D'expérience, les pays savent que l'impact économique des crises sanitaires n'est que rarement en relation avec la gravité médicale d'un virus. A titre de comparaison, la crise de la pneumonie
atypique (sras) en 2003 (800 morts) aurait coûté entre 0,6 et 2 points de PIB au continent asiatique, foyer de la maladie.

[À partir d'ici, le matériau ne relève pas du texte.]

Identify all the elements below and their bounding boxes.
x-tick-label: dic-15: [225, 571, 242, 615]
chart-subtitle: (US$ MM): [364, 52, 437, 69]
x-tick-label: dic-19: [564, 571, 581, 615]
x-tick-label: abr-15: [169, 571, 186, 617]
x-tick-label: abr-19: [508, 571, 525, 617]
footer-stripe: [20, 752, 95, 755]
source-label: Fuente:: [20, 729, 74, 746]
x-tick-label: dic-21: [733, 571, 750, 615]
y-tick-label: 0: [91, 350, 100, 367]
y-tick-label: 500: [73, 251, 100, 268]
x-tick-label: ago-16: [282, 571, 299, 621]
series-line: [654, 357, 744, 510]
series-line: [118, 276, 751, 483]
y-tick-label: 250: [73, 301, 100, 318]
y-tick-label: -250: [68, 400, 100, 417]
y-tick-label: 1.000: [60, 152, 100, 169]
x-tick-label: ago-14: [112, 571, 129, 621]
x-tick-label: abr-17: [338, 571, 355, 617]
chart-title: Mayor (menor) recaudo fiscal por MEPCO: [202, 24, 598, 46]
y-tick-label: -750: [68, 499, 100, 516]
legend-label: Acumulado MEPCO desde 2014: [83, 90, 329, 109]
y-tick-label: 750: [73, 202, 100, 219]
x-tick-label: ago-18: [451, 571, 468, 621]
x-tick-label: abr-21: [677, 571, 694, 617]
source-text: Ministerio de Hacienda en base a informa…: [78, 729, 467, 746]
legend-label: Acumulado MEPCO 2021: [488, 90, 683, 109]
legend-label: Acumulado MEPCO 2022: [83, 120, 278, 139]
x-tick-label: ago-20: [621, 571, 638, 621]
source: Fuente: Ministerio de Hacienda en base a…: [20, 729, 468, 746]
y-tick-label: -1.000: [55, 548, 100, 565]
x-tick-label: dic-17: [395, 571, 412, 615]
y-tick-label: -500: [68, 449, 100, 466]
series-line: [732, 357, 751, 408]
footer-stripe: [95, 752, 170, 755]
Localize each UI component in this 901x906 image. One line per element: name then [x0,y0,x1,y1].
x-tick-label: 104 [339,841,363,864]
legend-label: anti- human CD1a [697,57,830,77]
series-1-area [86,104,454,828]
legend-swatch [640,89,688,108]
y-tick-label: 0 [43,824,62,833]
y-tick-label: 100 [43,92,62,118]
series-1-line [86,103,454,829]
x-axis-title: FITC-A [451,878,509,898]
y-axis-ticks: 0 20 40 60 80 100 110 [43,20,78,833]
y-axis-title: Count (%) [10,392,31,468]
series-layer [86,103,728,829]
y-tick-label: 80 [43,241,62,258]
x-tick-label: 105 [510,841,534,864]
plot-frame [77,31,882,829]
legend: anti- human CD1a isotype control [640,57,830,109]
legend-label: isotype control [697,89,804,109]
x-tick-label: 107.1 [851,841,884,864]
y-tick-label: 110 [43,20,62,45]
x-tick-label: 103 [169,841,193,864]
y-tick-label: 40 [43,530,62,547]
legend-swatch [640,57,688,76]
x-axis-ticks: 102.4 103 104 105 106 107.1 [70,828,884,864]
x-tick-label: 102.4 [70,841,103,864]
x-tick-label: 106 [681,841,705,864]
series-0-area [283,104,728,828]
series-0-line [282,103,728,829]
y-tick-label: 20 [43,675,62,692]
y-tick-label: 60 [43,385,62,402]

Sur le marché de la viande. Alors que les autorités sanitaires ont du mal à prévoir l'évolution du virus, les premières conséquences économiques ne tarderont pas à se faire
sentir. « Actuellement, une trentaine de pays ont fermé leurs frontières à l'importation de viande porcine », précise Jean-Paul Simier, spécialiste du commerce alimentaire. Or la viande de porc
représente aujourd'hui 40 % du commerce annuel mondial de viande, soit 24 milliards de dollars. « Ce nouvel épisode sanitaire pourrait évidemment entraîner une baisse des prix », poursuit
Jean-Paul Simier.
Pour lutter contre la maladie. Alors que la transmission par voie alimentaire est pour l'instant écartée, ce sont plutôt les aspects psychologiques et le principe de précaution
qui affecteront l'économie à très court terme. Selon un rapport de la Banque mondiale, les mesures mises en place pour éviter la propagation du virus ont plus d'impact que la pandémie. Ces
mesures représenteraient 60 % des coûts économiques totaux, contre seulement 12 % pour celles liées à la mortalité et 28 % pour celles liées à l'absentéisme et à la maladie.
Transports.
En attendant, les transports aériens et ferroviaires, les loisirs et les biens de consommation durable seront rapidement affectés.A titre d'exemple, le Club Med a
fermé son établissement de Cancun, au Mexique. L'évolution du virus au niveau mondial peut laisser présager la fermeture d'autres villages à risque, une situation problématique pour le
groupe.
Les mesures préventives de contrôle des passagers sur les vols ne seront pas neutres non plus. En mai 2003, au plus fort de la crise du sras, les compagnies aériennes européennes avaient
enregistré un recul de 6 % de leur trafic.